For days Iran, the United States, Britain, France, Germany, Russia and China have been holding marathon negotiations in the Swiss city of Lausanne to break an impasse in nuclear negotiations, but officials cautioned that attempts to reach a framework accord could yet fall apart.



In addition to U.S. Secretary of State John Kerry and Iranian Foreign Minister Mohammad Javad Zarif, British Foreign Secretary Philip Hammond, French Foreign Minister Laurent Fabius, Germany's Frank-Walter Steinmeier, Russia's Sergei Lavrov and China's Wang Yi gathered at a 19th-century hotel overlooking Lake Geneva to try to end the deadlock in the talks.



The six powers want more than a 10-year suspension of Iran's most sensitive nuclear work. Tehran, which denies it is trying to develop a nuclear weapons capability, demands in exchange for limits on its atomic activities a swift end to international sanctions that are crippling its economy.

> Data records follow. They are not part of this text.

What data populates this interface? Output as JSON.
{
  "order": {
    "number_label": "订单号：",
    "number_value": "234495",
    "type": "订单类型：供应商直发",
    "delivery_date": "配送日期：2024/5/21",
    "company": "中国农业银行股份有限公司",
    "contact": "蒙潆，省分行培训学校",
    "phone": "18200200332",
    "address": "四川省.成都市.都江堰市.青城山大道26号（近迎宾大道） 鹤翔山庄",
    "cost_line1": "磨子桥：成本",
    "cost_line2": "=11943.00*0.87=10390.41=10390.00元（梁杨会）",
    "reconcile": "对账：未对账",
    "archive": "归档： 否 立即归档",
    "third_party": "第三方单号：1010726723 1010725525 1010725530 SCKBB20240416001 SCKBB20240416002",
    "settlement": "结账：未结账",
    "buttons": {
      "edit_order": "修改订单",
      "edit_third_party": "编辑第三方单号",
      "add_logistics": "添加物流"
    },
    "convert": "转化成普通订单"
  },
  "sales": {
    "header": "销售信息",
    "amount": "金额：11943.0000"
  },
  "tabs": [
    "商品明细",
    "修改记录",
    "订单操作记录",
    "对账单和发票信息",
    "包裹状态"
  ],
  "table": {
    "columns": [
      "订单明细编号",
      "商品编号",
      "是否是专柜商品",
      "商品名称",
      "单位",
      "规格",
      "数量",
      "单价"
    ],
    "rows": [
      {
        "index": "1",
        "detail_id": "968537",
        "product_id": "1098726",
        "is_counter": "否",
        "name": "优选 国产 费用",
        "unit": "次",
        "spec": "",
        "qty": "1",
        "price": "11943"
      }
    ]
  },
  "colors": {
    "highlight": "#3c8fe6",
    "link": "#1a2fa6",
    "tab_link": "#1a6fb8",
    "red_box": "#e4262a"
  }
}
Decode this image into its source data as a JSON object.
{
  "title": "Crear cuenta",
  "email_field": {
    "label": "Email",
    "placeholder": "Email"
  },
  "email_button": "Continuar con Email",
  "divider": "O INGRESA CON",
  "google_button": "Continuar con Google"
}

While some issues being discussed in the negotiations have been resolved, there are several differences on which the two sides have been unable to reach agreement. Both Iran and the six have floated compromise proposals in an attempt to make an accord possible.



One sticking point concerns Iran's demand to continue with research into newer generations of advanced centrifuges that can purify uranium faster and in greater quantities than the ones it currently operates for use in nuclear power plants or, if very highly enriched, in weapons.



Another question involves the speed of removing United Nations sanctions on Iran. A senior U.S. official said on Sunday there were other unresolved issues, but expected those would fall into place if the big sticking points could be worked out.



Even if Iran and the six powers reach an agreement by their end-March deadline, officials close to the talks say it could still fall apart when the two sides attempt to agree on all the technical details for a comprehensive accord by June 30.